Pourquoi formaliser un accord de recommandation
Vous recevez régulièrement des clients par le bouche-à-oreille. Vos partenaires vous envoient des prospects. Mais sans cadre écrit, ces arrangements restent flous : qui paie quoi, quand, comment on mesure les résultats. Les malentendus s'accumulent, les apporteurs se découragent, et vous perdez peu à peu cette source précieuse de clients.
Un accord de recommandation entre professionnels change la donne. Il clarifie les attentes, sécurise les deux parties et transforme une pratique informelle en véritable système d'acquisition. C'est particulièrement utile dans l'immobilier, le courtage, le conseil et les services aux entreprises, où la recommandation est le premier levier de croissance.
Les éléments clés d'un accord de recommandation
Un accord de recommandation doit couvrir cinq points essentiels pour éviter les malentendus.
1. Identité des parties
Nommez clairement qui recommande (l'apporteur) et qui reçoit la recommandation (le bénéficiaire). Précisez les coordonnées, la forme juridique et le secteur d'activité de chacun.
2. Définition de la recommandation
Qu'est-ce qui compte comme une recommandation valide ? Un simple contact verbal, un email, une mise en relation formelle ? Fixez le seuil : la recommandation doit mener à un devis, une visite, une première consultation. Sans cela, vous comptabilisez des pistes qui ne méritent pas commission.
3. Conditions de rémunération
C'est le point critique. Spécifiez :
- Le montant ou le pourcentage de commission (ex. 5 % du montant du contrat signé, ou 200 € par client acquis).

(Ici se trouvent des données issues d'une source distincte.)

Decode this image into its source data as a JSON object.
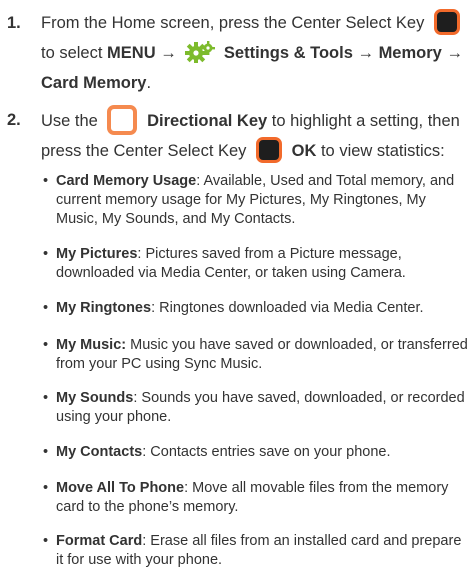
{
  "steps": [
    {
      "number": "1.",
      "line1_text": "From the Home screen, press the Center Select Key",
      "line2_pre": "to select",
      "menu": "MENU",
      "arrow": "→",
      "settings_tools": "Settings & Tools",
      "memory": "Memory",
      "card_memory": "Card Memory",
      "period": "."
    },
    {
      "number": "2.",
      "use_the": "Use the",
      "directional_key": "Directional Key",
      "highlight_text": "to highlight a setting, then",
      "press_text": "press the Center Select Key",
      "ok": "OK",
      "to_view": "to view statistics:"
    }
  ],
  "bullet_char": "•",
  "bullets": [
    {
      "term": "Card Memory Usage",
      "sep": ":",
      "desc": "Available, Used and Total memory, and current memory usage for My Pictures, My Ringtones, My Music, My Sounds, and My Contacts."
    },
    {
      "term": "My Pictures",
      "sep": ":",
      "desc": "Pictures saved from a Picture message, downloaded via Media Center, or taken using Camera."
    },
    {
      "term": "My Ringtones",
      "sep": ":",
      "desc": "Ringtones downloaded via Media Center."
    },
    {
      "term": "My Music:",
      "sep": "",
      "desc": "Music you have saved or downloaded, or transferred from your PC using Sync Music."
    },
    {
      "term": "My Sounds",
      "sep": ":",
      "desc": "Sounds you have saved, downloaded, or recorded using your phone."
    },
    {
      "term": "My Contacts",
      "sep": ":",
      "desc": "Contacts entries save on your phone."
    },
    {
      "term": "Move All To Phone",
      "sep": ":",
      "desc": "Move all movable files from the memory card to the phone’s memory."
    },
    {
      "term": "Format Card",
      "sep": ":",
      "desc": "Erase all files from an installed card and prepare it for use with your phone."
    }
  ],
  "colors": {
    "text": "#333333",
    "key_outline": "#f26a2b",
    "key_fill": "#1e1e1e",
    "gear": "#7dbb2c"
  },
  "icons": [
    "center-select-key-icon",
    "settings-gear-icon",
    "directional-key-icon"
  ]
}
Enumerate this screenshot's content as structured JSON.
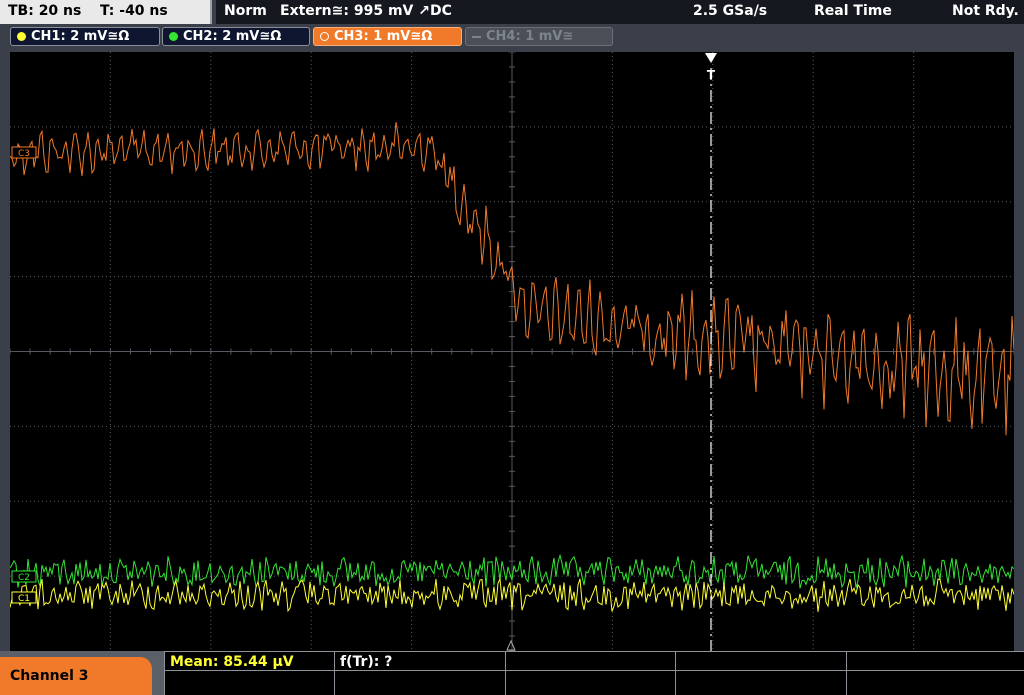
{
  "status": {
    "timebase": "TB: 20 ns",
    "trigger_time": "T: -40 ns",
    "trigger_mode": "Norm",
    "trigger_source": "Extern≅: 995 mV ↗DC",
    "sample_rate": "2.5 GSa/s",
    "acq_mode": "Real Time",
    "state": "Not Rdy."
  },
  "channels": [
    {
      "label": "CH1: 2 mV≅Ω",
      "color": "#ffff33",
      "active": false,
      "enabled": true
    },
    {
      "label": "CH2: 2 mV≅Ω",
      "color": "#33e633",
      "active": false,
      "enabled": true
    },
    {
      "label": "CH3: 1 mV≅Ω",
      "color": "#f07a2a",
      "active": true,
      "enabled": true
    },
    {
      "label": "CH4: 1 mV≅",
      "color": "#7f848c",
      "active": false,
      "enabled": false
    }
  ],
  "markers": {
    "ch3": "C3",
    "ch2": "C2",
    "ch1": "C1",
    "trigger": "T"
  },
  "bottom": {
    "channel_panel": "Channel 3",
    "mean": "Mean: 85.44 µV",
    "ftr": "f(Tr): ?"
  },
  "colors": {
    "ch1": "#ffff33",
    "ch2": "#33e633",
    "ch3": "#f07a2a",
    "grid": "#555a60",
    "trigger_line": "#ffffff"
  }
}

- Le moment du paiement : à la signature du contrat, à la première facture, après 30 jours de prestation sans annulation.
- Les conditions d'exclusion : pas de commission si le client était déjà en base de données, ou s'il provient d'une autre source.
4. Durée et résiliation
Fixez une période d'engagement (ex. 1 an renouvelable) et les conditions de résiliation. Précisez aussi la durée pendant laquelle une recommandation reste valide (ex. si le client est contacté 6 mois après la recommandation, elle compte-t-elle encore ?).
5. Confidentialité et responsabilité
Chacun s'engage à ne pas divulguer les informations commerciales de l'autre. Clarifiez aussi qui est responsable en cas de problème : si le client recommandé se plaint, qui gère le litige ?
Modèle d'accord simple et adaptable
Voici une structure de base que vous pouvez adapter à votre contexte.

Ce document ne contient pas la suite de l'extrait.